Introduction
The building and urban sectors account for a major share of global energy use, yet current energy-efficient design remains constrained by linear workflows and limited design-space exploration. This paper proposes an AI-driven parametric design framework that couples generative form-finding with performance-based evaluation to support the creation of ultra-low-energy buildings and districts. The focus is on retaining architectural authorship while leveraging artificial intelligence to navigate complex trade-offs between form, comfort, and energy demand.

Methods
A multi-stage workflow is developed using a parametric modelling environment linked to energy simulation and AI-based optimisation. Parametric building and district models encode key geometric and material variables (massing, orientation, envelope articulation, glazing ratios, and passive systems). Surrogate models trained on simulation datasets (e.g., regression and neural networks) predict energy and comfort metrics in real time. Multi-objective genetic algorithms and reinforcement learning agents generate and refine candidate configurations, while an architect-in-the-loop interface allows designers to steer and constrain the search.

Results
Applied to prototypical mid-rise building typologies and mixed-use district scenarios, the workflow rapidly produces large families of design variants and visualises Pareto fronts between energy use intensity, daylight availability, and floor area efficiency.
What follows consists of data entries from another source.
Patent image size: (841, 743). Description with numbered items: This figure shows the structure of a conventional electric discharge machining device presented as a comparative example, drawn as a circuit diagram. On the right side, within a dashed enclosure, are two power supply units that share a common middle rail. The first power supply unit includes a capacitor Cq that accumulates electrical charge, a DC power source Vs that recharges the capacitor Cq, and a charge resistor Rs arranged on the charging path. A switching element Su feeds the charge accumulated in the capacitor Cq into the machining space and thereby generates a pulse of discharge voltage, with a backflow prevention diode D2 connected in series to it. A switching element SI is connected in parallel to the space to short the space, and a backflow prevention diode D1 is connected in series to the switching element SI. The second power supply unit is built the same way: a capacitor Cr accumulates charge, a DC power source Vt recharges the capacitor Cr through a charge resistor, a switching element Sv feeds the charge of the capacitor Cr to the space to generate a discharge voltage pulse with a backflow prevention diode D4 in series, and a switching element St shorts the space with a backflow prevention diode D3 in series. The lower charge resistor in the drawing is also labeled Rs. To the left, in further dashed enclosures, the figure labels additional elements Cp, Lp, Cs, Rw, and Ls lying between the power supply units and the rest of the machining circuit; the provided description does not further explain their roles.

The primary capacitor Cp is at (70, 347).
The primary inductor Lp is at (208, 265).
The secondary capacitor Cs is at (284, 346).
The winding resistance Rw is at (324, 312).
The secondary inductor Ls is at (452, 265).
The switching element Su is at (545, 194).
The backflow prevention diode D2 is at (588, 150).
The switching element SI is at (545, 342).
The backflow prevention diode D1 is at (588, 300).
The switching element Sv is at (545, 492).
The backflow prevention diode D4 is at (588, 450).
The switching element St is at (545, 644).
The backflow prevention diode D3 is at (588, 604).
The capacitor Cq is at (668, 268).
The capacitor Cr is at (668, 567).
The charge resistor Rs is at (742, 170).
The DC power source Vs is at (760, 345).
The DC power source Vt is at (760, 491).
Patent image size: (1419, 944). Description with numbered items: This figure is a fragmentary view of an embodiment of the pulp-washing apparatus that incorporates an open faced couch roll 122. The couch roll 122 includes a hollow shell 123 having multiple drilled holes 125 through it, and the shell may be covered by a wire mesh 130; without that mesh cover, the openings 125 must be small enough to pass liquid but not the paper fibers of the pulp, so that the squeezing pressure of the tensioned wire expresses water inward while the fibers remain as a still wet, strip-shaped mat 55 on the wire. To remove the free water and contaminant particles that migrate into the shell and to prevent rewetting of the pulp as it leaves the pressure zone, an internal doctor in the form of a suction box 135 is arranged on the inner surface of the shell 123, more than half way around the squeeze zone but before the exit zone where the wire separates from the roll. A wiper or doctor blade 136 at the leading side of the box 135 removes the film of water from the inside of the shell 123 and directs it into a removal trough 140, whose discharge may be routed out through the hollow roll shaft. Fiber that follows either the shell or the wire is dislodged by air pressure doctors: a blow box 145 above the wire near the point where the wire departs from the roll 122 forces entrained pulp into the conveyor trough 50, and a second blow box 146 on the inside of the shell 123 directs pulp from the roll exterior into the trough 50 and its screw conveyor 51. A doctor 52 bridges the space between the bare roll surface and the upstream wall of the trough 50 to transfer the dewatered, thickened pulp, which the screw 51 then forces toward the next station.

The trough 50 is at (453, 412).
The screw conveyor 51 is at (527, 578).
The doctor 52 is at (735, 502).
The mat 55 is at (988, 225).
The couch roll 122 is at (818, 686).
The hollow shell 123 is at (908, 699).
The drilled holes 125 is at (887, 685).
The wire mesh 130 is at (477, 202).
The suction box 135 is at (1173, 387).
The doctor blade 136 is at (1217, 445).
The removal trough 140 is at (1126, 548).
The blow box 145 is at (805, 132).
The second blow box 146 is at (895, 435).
Compared to conventional iterative design, the AI-enhanced approach uncovers solutions with substantially lower predicted annual energy demand while preserving spatial quality and façade diversity. At the district scale, coordinated optimisation of building forms and orientations demonstrates improved load smoothing and reduced peak demands.

Conclusions
The study shows that AI-driven parametric architectures can transform energy-oriented design from a late-stage validation exercise into an integrated generative driver of form at building and urban scales. The proposed workflow reinforces, rather than replaces, architectural judgement, and suggests a path towards explainable, performance-informed design cultures for ultra-low-energy built environments.